VIA stolpert über eigenen Ehrgeiz

11.10.2001
Der aggressive Preiskrieg mit Intel bekommt VIA offenbar gar nicht gut. Hinzu kommt, dass sich etliche Motherboard-Hersteller wegen schwebender Gerichtsverfahren scheuen, unlizenzierte P4-Chip-sätze des taiwanischen Anbieters zu verbauen. Nun hagelt es schon die zweite Gewinnwarnung in Folge.

VIA Technologies, nach Intel zweitgrößter Chipsatzanbieter der Welt, hat Mitte vergangener Woche bekannt gegeben, dass der Vorsteuerertrag in diesem Jahr voraussichtlich um 38 Prozent oder um zirka 103,02 Millionen Euro niedriger ausfallen wird als die ursprünglich anvisierten 8,4 Milliarden Taiwan-Dollar (279,14 Millionen Euro). Als Grund für die Gewinnwarnung gab der fabriklose Hersteller die schwierige Weltwirtschaftslage und die Absatzschwäche im PC-Markt an.

Gary Tsai, Broker bei ING CHB Securities & Investment Trust Ltd., zufolge sind die Absatzprobleme von VIA aber noch auf etwas ganz anderes zurückzuführen. Intel hat dem taiwanischen Konkurrenten nämlich die Lizenzrechte für Pentium-4-Chipsets versagt und als dieser sich nicht daran hielt, in Deutschland, Hongkong, Großbritannien und in den USA Gerichtsverfahren angestrengt. "Solange die laufen, trauen sich viele Kunden nicht, VIA-Chipsets zu verbauen", meint Tsai. "Der Einschnitt ist tiefer als erwartet", sagt er und fügt hinzu: "Der PC-Markt ist grausam."

VIA ist Intel schon seit langem ein Dorn im Auge.

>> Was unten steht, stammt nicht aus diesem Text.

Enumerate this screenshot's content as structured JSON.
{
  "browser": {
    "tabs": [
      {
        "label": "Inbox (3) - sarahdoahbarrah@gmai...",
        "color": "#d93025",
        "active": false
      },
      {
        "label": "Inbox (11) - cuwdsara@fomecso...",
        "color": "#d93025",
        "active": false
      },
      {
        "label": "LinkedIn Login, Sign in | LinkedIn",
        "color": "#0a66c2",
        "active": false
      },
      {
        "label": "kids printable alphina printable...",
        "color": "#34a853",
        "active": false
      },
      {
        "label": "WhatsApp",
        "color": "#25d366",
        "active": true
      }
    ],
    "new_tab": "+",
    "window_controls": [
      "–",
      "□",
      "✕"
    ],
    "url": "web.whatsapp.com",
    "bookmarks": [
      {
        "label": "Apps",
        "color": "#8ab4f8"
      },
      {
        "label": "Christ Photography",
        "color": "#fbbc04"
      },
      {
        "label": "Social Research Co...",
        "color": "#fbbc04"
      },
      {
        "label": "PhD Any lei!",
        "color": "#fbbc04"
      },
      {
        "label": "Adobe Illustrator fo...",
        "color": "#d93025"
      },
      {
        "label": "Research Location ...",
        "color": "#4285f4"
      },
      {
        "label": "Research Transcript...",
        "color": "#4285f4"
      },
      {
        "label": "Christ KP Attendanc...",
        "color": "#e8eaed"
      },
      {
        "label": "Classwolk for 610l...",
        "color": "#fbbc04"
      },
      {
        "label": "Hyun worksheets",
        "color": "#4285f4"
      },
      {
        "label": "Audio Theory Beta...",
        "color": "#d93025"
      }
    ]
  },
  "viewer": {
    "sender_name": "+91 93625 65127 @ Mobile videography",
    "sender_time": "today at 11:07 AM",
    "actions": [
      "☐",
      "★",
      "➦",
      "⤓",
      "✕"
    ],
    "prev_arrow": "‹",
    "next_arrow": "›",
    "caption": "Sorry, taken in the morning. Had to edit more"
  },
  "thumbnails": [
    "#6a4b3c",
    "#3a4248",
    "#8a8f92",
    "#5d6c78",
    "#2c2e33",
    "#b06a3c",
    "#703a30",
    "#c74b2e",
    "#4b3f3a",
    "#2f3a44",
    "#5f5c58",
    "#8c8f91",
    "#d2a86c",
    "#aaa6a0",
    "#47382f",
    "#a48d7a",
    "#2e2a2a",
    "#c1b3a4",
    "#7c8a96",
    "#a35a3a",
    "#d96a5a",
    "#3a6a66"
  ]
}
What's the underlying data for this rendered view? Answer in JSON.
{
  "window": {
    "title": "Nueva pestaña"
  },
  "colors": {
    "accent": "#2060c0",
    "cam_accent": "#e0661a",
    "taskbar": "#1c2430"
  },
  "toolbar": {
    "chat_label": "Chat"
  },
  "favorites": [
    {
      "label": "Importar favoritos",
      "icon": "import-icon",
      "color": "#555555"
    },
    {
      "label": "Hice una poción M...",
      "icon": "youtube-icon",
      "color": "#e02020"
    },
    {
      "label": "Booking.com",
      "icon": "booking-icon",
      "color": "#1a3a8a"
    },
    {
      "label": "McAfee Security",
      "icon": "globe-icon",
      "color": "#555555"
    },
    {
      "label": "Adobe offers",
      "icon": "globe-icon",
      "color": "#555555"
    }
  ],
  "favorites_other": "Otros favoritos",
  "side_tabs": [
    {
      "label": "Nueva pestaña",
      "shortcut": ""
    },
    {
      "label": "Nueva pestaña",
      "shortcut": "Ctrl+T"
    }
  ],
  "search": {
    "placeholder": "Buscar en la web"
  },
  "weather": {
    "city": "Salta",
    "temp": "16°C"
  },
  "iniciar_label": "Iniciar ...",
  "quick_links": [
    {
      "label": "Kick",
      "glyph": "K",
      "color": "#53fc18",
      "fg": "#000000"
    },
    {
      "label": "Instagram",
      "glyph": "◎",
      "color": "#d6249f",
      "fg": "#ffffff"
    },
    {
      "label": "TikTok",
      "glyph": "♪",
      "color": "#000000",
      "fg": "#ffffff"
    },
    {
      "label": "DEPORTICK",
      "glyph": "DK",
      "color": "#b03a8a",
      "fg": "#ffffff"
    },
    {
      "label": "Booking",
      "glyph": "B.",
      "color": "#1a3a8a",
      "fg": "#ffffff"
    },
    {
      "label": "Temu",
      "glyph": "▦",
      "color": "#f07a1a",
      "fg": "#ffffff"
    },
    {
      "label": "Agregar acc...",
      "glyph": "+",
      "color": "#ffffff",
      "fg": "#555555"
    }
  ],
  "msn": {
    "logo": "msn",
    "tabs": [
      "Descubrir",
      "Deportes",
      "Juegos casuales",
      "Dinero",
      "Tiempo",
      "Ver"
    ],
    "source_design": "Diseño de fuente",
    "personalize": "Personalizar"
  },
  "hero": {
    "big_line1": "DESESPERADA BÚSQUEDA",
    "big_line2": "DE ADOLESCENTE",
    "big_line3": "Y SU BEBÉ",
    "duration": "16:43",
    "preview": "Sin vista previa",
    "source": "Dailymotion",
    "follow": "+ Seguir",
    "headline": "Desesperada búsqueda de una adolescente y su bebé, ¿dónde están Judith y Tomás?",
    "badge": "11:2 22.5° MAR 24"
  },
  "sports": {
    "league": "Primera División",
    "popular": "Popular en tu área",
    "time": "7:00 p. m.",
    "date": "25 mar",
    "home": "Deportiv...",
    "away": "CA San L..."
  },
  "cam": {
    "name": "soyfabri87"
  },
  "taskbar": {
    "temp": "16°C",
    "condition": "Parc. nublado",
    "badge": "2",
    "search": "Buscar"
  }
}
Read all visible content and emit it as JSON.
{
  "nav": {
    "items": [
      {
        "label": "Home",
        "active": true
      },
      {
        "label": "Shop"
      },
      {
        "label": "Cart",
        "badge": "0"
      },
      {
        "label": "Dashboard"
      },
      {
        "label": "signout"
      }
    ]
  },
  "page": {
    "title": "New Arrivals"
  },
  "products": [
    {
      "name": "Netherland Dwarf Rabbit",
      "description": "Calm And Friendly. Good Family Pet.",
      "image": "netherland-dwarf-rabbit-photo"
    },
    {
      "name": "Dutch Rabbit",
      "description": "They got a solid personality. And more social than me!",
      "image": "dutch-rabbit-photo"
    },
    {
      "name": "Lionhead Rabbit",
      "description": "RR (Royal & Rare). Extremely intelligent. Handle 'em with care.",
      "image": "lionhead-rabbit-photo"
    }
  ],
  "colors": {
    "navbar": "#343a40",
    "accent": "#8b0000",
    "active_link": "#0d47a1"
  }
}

Denn in weniger als drei Jahren konnte das taiwanische Unternehmen seinen Anteil an dem einst von Intel quasi ganz allein beherrschten drei Milliarden Dollar schweren Chipsatzmarkt auf 40 Prozent mehr als verdoppeln. Dabei ist VIAs steiler Aufstieg von Intel selbst verschuldet, da der amerikanische Chipriese in den letzten Jahren oft Lieferschwierigkeiten hatte und mit der Nachfrage nicht mehr mitkam.

Um noch mehr Marktanteile zu gewinnen, hat VIA im zweiten Quartal mit kräftigen Preisnachlässen geködert. Das Resultat war, dass der Nettoertrag um 41 Prozent niedriger ausfiel als im gleichen Zeitzaum des Vorjahres. Auch im September war das Ergebnis alles andere als zufrieden stellend. Der Umsatz lag mit 86,34 Millionen Euro um knapp 26,6 Prozent unter Vorjahresniveau. Für die ersten neun Monate weist VIA gegenüber dem Vorjahr immerhin noch ein Plus von 14,7 Prozent auf 87,23 Millionen Euro aus.

Die Anleger haben sich von dieser schön gefärbten Meldung aber nicht täuschen lassen. Die Quittung kam sofort. Denn gleich nach Bekanntwerden der Septemberzahlen fiel die VIA-Aktie um weitere 6,9 Prozent, womit das Papier innerhalb der letzten sechs Monate um 63 Prozent an Wert verloren hat. Ebenfalls in Mitleidenschaft gezogen wurden auch die Aktien von anderen Halbleiter- und Speicherchipherstellern aus Taiwan, weshalb man dort in Börsenkreisen schon von einem Schneeballeffekt spricht. TSMC (Taiwan Semiconductor) verlor 2,9 Prozent, UMC (United Microelectronics) 6,8 Prozent, Winbond und Mosel Vitelic büßten jeweils 6,4 Prozent ein.

www.intel.com; www.tsmc.com

www.via.com.tw; www.umc.com.tw

www.winbond.com

www.mosel.com.tw

ComputerPartner-Meinung:

VIAs Leistung in allen Ehren - und doch zeigen die Ergebnisse der letzten Zeit, dass das aggressive Erkämpfen von Marktanteilen nicht alles ist. Sollte Intel den P4-Lizenzstreit gewinnen, aber wieder nicht in ausreichender Stückzahl liefern können, dann werden sich die taiwanischen Board-Hersteller wieder an VIA und dessen Prozessorsozius AMD halten.